Feds cut furlough days almost in half

Furloughs at Naval Air Station Fallon and other military installations for federal civilian employees have been reduced.

Furloughs at Naval Air Station Fallon and other military installations for federal civilian employees have been reduced.

The number of days originally designated for civilian employee furloughs at the major military installations in Northern Nevada has been reduced from 11 to six.

The furlough days were mandated by sequestration, part of a mandated deficit reducing law to cut $85 million dollars from both military and nondefense spending for both the active component and the Reserves and National Guard.

More than 650,00 civilian employees have been affected.

For the 400-plus federal employees at Naval Air Station Fallon, however, the reduction of furlough days is good news.

“Most everyone will finish their furlough days by the end of the week,” said Navy spokesman Zip Upham.

He said only the civilian employees were affected by the furloughs but not active sailors and aviators.

While the furlough days were predicted by Navy officials to impact NAS Fallon, the Hawthorne Army Depot will also feel a reduced threat. A base spokesman said 29 civilain federal employees were requested to take furlough days.

The Nevada Military Department’s more than 530 dual and non-dual status National Guardsmen were affected by furloughs. Dual employees not only conduct technician jobs but they are also required to keep membership as a soldier or airman in the National Guard. A non-dual employees is a civilian working for the Department of Defense.
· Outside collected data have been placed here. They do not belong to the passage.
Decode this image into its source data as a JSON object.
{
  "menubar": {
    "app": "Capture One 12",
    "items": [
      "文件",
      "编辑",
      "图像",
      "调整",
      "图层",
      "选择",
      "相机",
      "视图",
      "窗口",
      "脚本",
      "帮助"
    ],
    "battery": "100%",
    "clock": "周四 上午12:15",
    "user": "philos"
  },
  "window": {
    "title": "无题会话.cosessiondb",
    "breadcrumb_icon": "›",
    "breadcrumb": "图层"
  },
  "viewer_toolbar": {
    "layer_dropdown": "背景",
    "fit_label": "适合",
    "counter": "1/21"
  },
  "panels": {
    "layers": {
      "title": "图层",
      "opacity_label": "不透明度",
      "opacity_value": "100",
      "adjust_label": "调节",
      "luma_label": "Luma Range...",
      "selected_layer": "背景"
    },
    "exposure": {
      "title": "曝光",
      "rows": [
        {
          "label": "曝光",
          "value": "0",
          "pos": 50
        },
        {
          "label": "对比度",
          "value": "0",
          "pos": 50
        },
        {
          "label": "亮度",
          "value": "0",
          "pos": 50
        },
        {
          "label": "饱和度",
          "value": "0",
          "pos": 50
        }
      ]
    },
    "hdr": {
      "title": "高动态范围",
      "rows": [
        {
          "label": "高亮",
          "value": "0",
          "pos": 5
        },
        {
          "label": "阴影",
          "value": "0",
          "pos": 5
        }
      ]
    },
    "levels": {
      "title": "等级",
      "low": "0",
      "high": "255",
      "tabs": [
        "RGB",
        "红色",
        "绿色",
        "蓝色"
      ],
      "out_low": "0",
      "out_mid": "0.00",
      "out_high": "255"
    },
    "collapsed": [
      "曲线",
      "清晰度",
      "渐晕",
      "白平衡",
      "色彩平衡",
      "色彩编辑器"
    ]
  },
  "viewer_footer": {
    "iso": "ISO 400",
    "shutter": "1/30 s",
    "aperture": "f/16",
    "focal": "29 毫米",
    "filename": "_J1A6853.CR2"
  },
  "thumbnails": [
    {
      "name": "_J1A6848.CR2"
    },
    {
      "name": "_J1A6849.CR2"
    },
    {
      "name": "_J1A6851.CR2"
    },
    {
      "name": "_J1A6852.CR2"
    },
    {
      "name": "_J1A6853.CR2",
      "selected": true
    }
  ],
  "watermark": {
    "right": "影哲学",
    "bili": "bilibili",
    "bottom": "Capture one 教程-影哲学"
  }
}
The reason or the reduced number of furlough days came as a result of savings in other defense areas.

Defense Secretary Chuck Hagel said last week Pentagon officials found enough savings in the fourth quarter of the current fiscal year to reduce furlough days.

“Hoping to be able to reduce furloughs, we submitted a large reprogramming proposal to Congress in May, asking them to let us move funds from acquisition accounts into day-to-day operating accounts,” Hagel said.
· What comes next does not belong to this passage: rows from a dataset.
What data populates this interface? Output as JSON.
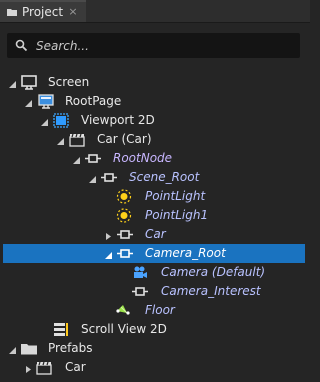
{
  "tab": {
    "label": "Project",
    "close": "×"
  },
  "search": {
    "placeholder": "Search..."
  },
  "tree": [
    {
      "label": "Screen"
    },
    {
      "label": "RootPage"
    },
    {
      "label": "Viewport 2D"
    },
    {
      "label": "Car (Car)"
    },
    {
      "label": "RootNode"
    },
    {
      "label": "Scene_Root"
    },
    {
      "label": "PointLight"
    },
    {
      "label": "PointLigh1"
    },
    {
      "label": "Car"
    },
    {
      "label": "Camera_Root"
    },
    {
      "label": "Camera (Default)"
    },
    {
      "label": "Camera_Interest"
    },
    {
      "label": "Floor"
    },
    {
      "label": "Scroll View 2D"
    },
    {
      "label": "Prefabs"
    },
    {
      "label": "Car"
    }
  ],
  "colors": {
    "selection": "#1a73c0",
    "light_yellow": "#ffd21a",
    "node_blue": "#4aa3ff"
  }
}
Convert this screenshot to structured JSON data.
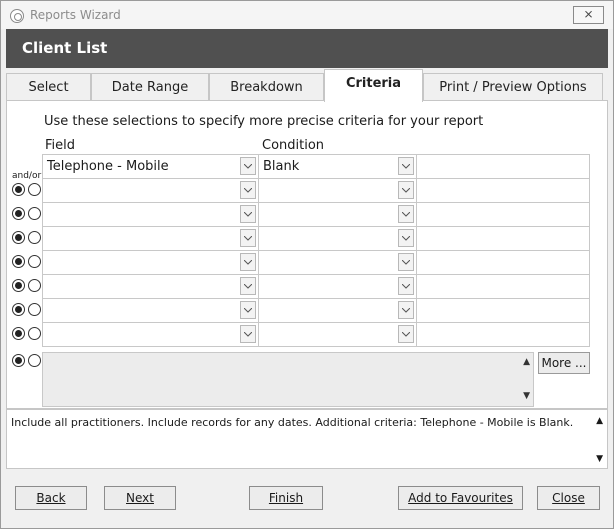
{
  "window": {
    "title": "Reports Wizard",
    "close_label": "⨯"
  },
  "header": {
    "title": "Client List"
  },
  "tabs": [
    {
      "label": "Select"
    },
    {
      "label": "Date Range"
    },
    {
      "label": "Breakdown"
    },
    {
      "label": "Criteria",
      "active": true
    },
    {
      "label": "Print / Preview Options"
    }
  ],
  "criteria": {
    "intro": "Use these selections to specify more precise criteria for your report",
    "field_header": "Field",
    "condition_header": "Condition",
    "andor_label": "and/or",
    "rows": [
      {
        "field": "Telephone - Mobile",
        "condition": "Blank",
        "value": ""
      },
      {
        "field": "",
        "condition": "",
        "value": ""
      },
      {
        "field": "",
        "condition": "",
        "value": ""
      },
      {
        "field": "",
        "condition": "",
        "value": ""
      },
      {
        "field": "",
        "condition": "",
        "value": ""
      },
      {
        "field": "",
        "condition": "",
        "value": ""
      },
      {
        "field": "",
        "condition": "",
        "value": ""
      },
      {
        "field": "",
        "condition": "",
        "value": ""
      }
    ],
    "more_label": "More ..."
  },
  "summary": {
    "text": "Include all practitioners. Include records for any dates. Additional criteria: Telephone - Mobile is Blank."
  },
  "buttons": {
    "back": "Back",
    "next": "Next",
    "finish": "Finish",
    "favourites": "Add to Favourites",
    "close": "Close"
  }
}
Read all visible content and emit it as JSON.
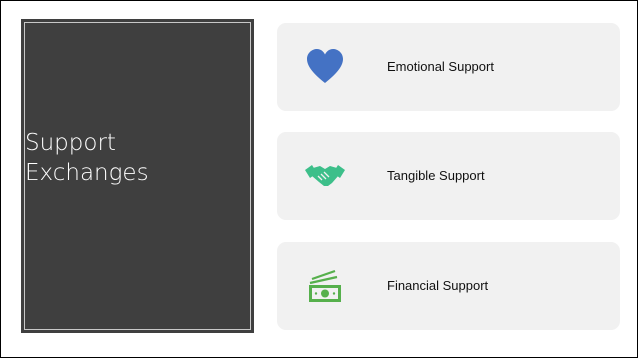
{
  "title": "Support\nExchanges",
  "cards": [
    {
      "label": "Emotional Support",
      "icon": "heart-icon",
      "color": "#4472c4"
    },
    {
      "label": "Tangible Support",
      "icon": "handshake-icon",
      "color": "#3dbf8a"
    },
    {
      "label": "Financial Support",
      "icon": "money-icon",
      "color": "#56b04c"
    }
  ],
  "colors": {
    "panel": "#3f3f3f",
    "card": "#f1f1f1"
  }
}
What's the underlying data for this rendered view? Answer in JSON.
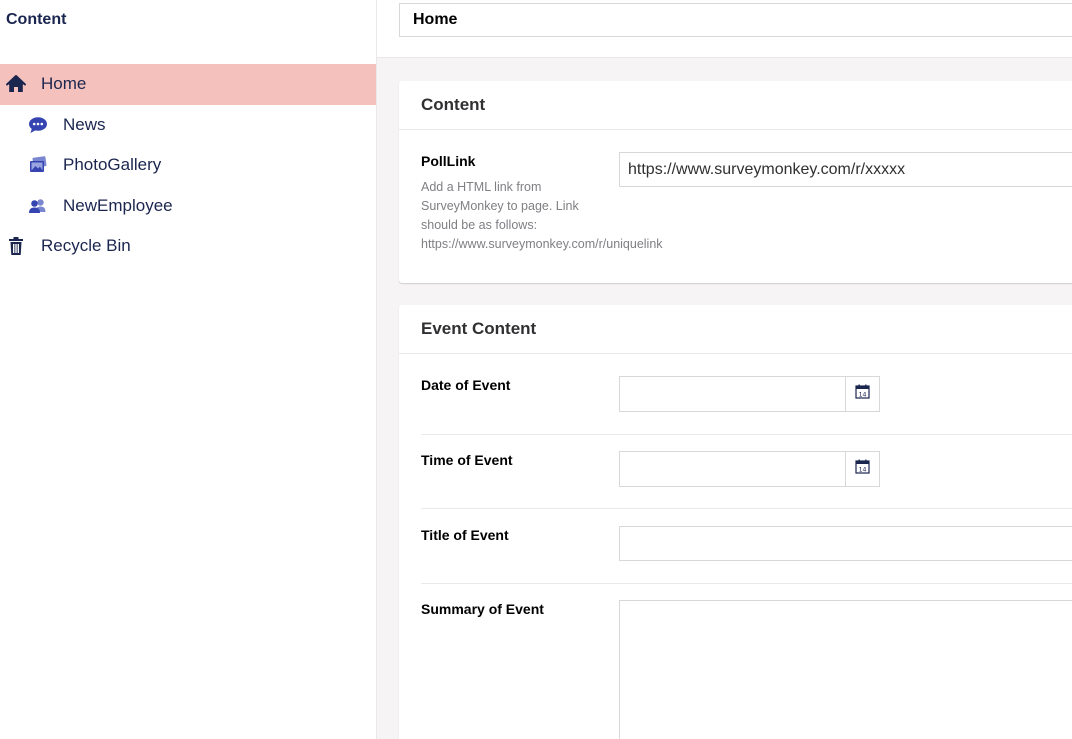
{
  "sidebar": {
    "title": "Content",
    "items": [
      {
        "label": "Home",
        "icon": "home-icon",
        "level": 0,
        "active": true
      },
      {
        "label": "News",
        "icon": "speech-bubble-icon",
        "level": 1
      },
      {
        "label": "PhotoGallery",
        "icon": "photo-stack-icon",
        "level": 1
      },
      {
        "label": "NewEmployee",
        "icon": "users-icon",
        "level": 1
      },
      {
        "label": "Recycle Bin",
        "icon": "trash-icon",
        "level": 0
      }
    ]
  },
  "header": {
    "name_value": "Home"
  },
  "content_panel": {
    "title": "Content",
    "poll_link": {
      "label": "PollLink",
      "description_lines": [
        "Add a HTML link from",
        "SurveyMonkey to page. Link",
        "should be as follows:",
        "https://www.surveymonkey.com/r/uniquelink"
      ],
      "value": "https://www.surveymonkey.com/r/xxxxx"
    }
  },
  "event_panel": {
    "title": "Event Content",
    "date_of_event": {
      "label": "Date of Event",
      "value": "",
      "icon": "calendar-icon"
    },
    "time_of_event": {
      "label": "Time of Event",
      "value": "",
      "icon": "calendar-icon"
    },
    "title_of_event": {
      "label": "Title of Event",
      "value": ""
    },
    "summary_of_event": {
      "label": "Summary of Event",
      "value": ""
    }
  },
  "colors": {
    "active_item_bg": "#f5c1bc",
    "icon_accent": "#3544b1",
    "navy_text": "#1b264f"
  }
}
“Congress approved most of this request in late July, and we are working with them to meet remaining needs,” Hagel said. “We are also experiencing less than expected costs in some areas, such as transportation of equipment out of Afghanistan. Where necessary, we have taken aggressive action to transfer funds among services and agencies. And the furloughs have saved us money.”

According to the National Guard in Washington, D.C., dual-status technicians were the only members of the federal work force wearing military uniforms who were subject to a reduction in their duty days because of sequestration. The National Guard is also worried that $52 billion in proposed cuts in fiscal year 2014 could hamper readiness and personnel.

“Military technicians perform vital training, maintenance and administrative functions that maintain the high level of readiness required for critical domestic and overseas missions,” said the Guard.

Earlier this year, Rep. Steven Palazzo, R-Miss., a Mississippi guardsman, successfully included language in the House Appropriations bill that would exempt military technicians from sequester furloughs. On the U.S. Senate side, Sen. Mark Pryor, D-Ark., Sen. John Boozman, R-Ark., and Sen. Susan Collins, R-Maine, have introduced similar legislation.

While all active duty military personnel are exempt from sequestration, dual-status technicians are not, even though these technicians are really the effective equivalent of the uniformed personnel in the active duty component. This bill would fix that,” said Collins.